CIANJURTODAY.COM, Cianjur – Kehilangan pekerjaan tidak membuat semangat untuk terus berjuang luntur. Itulah yang dilakukan Gisman Akrab Fahrian, usai keluar dari pekerjaannya di salah satu perusahaan di Cianjur.

Dengan pesangon yang ia terima usai dirumahkan, Gisman pun memberanikan diri untuk membuka usaha kedai kopi. Hal itu demi mencari rupiah setelah kehilangan pekerjaannya.

“Pesangon yang dikasih itu Rp17 juta. Yang dipakai buat modal usaha itu total ada sampai Rp8 juta,” tuturnya kepada Cianjur Today, Senin (15/06/2020).

Namun, tidak serta merta ia dapat menjadi seorang barista peracik kopi. Gismab pun mengikuti pelatihan dalam program prakerja.

“Awal di prakerja ikut kursus barista.

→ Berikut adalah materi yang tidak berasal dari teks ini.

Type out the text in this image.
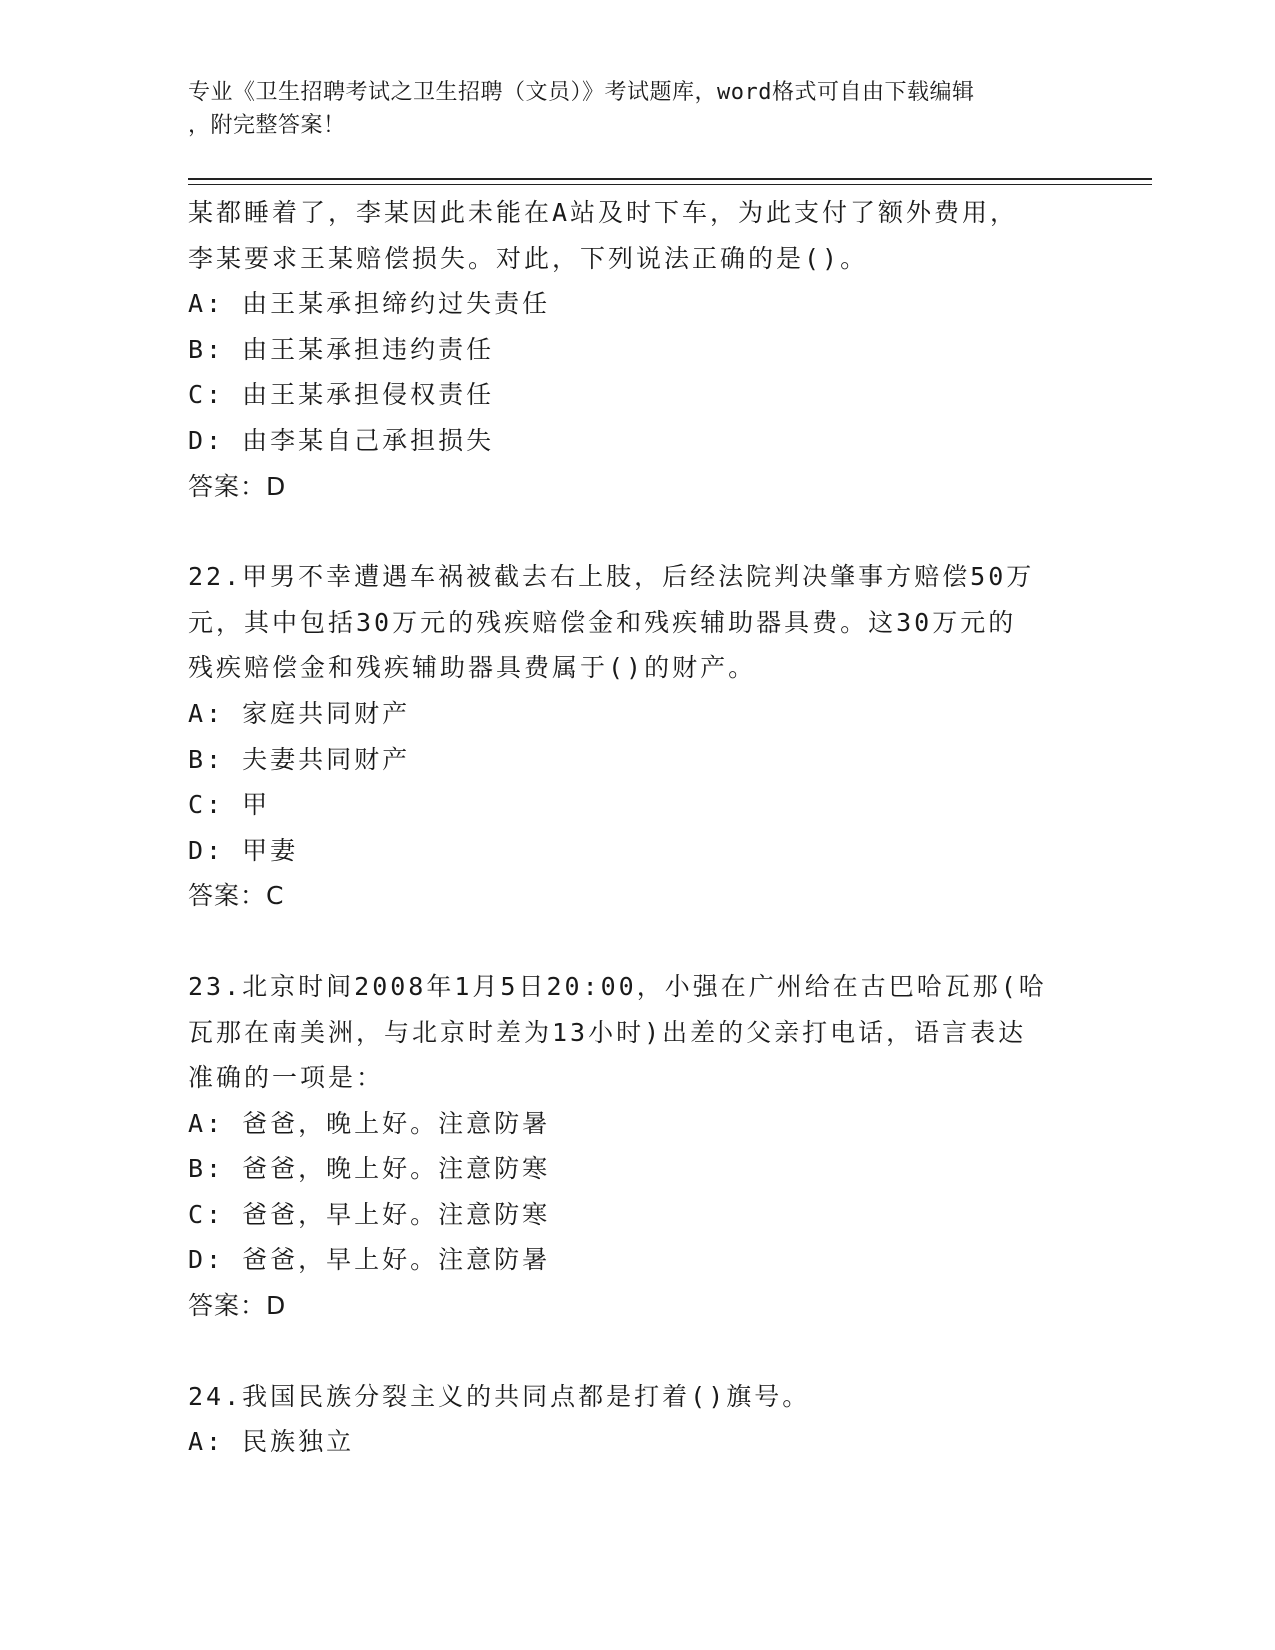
专业《卫生招聘考试之卫生招聘（文员）》考试题库，word格式可自由下载编辑
，附完整答案！
某都睡着了，李某因此未能在A站及时下车，为此支付了额外费用，
李某要求王某赔偿损失。对此，下列说法正确的是()。
A: 由王某承担缔约过失责任
B: 由王某承担违约责任
C: 由王某承担侵权责任
D: 由李某自己承担损失
答案：D
22.甲男不幸遭遇车祸被截去右上肢，后经法院判决肇事方赔偿50万
元，其中包括30万元的残疾赔偿金和残疾辅助器具费。这30万元的
残疾赔偿金和残疾辅助器具费属于()的财产。
A: 家庭共同财产
B: 夫妻共同财产
C: 甲
D: 甲妻
答案：C
23.北京时间2008年1月5日20:00，小强在广州给在古巴哈瓦那(哈
瓦那在南美洲，与北京时差为13小时)出差的父亲打电话，语言表达
准确的一项是：
A: 爸爸，晚上好。注意防暑
B: 爸爸，晚上好。注意防寒
C: 爸爸，早上好。注意防寒
D: 爸爸，早上好。注意防暑
答案：D
24.我国民族分裂主义的共同点都是打着()旗号。
A: 民族独立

Soalnya memang sebenarnya tak ada pengalaman di dunia kopi,” jelas dia.

Usai menjalani pelatihan sebagai barista, Kedai Geace General Coffee pun mulai melebarkan sayapnya di dunia UKM Cianjur. “Baru seminggu didirikannya,” ucap dia.

Kedai kopi yang berada di Jalan Pangeran Hidayatullah, Desa Limbangansari, Kecamatan Cianjur ini terkesan minimalis.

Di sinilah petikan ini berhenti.